The human rights organisation Amnesty International has issued a stark warning to the UK Government that plans to curb legal aid for human rights cases will affect access to justice for some of society's most vulnerable.
They urge the House of Lords to continue this week's efforts, which have seen six of the proposals defeated in the upper chamber.
The Legal Aid, Sentencing and Punishment of Offenders bill has so far had a torrid time in the Lords, with peers from around the House opposing several aspects. Many have also questioned whether the bill as proposed would actually save the £350m which the Government has anticipated.
Next week the bill will face further important votes on reform of the 'no-win, no-fee' system. Justice Secretary Kenneth Clarke has attacked the system this year for fuelling a 'compensation culture'.

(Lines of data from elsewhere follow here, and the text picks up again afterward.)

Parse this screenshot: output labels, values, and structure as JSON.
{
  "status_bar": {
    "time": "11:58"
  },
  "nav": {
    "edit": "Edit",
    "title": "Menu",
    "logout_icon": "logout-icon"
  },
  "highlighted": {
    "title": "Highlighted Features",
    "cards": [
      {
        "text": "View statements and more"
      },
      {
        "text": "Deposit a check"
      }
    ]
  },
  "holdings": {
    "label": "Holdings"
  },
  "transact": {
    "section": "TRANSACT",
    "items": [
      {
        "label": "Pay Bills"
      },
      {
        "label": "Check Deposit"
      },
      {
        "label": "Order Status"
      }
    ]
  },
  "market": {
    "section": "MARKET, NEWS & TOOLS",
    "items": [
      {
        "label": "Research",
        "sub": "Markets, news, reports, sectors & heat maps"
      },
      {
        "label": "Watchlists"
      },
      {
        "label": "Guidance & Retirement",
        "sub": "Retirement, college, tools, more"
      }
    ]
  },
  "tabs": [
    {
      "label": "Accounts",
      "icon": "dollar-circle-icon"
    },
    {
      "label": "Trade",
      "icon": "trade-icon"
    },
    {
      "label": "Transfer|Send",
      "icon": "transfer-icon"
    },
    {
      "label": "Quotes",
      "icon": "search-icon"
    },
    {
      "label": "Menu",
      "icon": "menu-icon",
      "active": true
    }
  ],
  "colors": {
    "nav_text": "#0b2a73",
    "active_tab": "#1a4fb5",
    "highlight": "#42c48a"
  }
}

The bill will amend the scheme so that success fees and insurance premiums will now be paid from compensation awarded. Amnesty argues that this will wipe out any financial incentive for victims to bring a case.
"Taken together, these costs are likely to wipe out potential damages awarded and will make the claim financially unviable at the outset," said Amnesty.

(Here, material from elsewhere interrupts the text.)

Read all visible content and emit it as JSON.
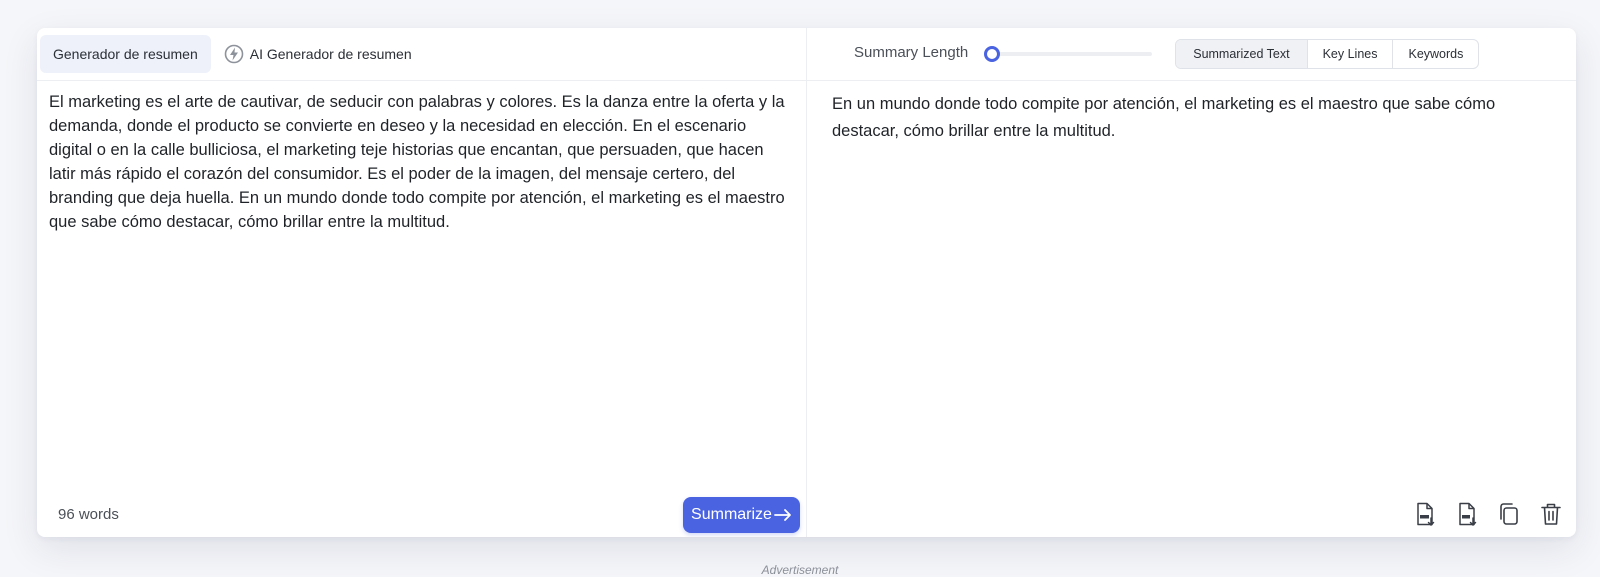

"Under the proposed reforms, it is unlikely that victims such as the 69,000 people living in Bodo, Nigeria, would have been able to pursue a case against the multinational conglomerate Shell, who recently admitted full culpability for two massive oil spills in the region."
The Government, facing an embarrassing whitewash in the Lords, has turned the debate on the bill into a party political matter. This week David Cameron taunted senior Labour politicians, saying that they were unable as a party to support any financial cuts and were therefore no more financially responsible than Greek parliamentarians.
However, director of Amnesty International UK said: "The proposed reforms will not even come with a saving to the public purse. The only beneficiaries will be the multinational corporations defending the case whose costs will be reduced at the expense of the victims' damages. This should not be allowed to happen."
Despite the heavy defeats, the Government is expected to attempt to force the bill through when it returns to the commons. This is permitted on the basis that the bill is primarily a financial measure to reduce costs, and the Commons retains seniority in many legislative matters, by virtue of being the elected chamber.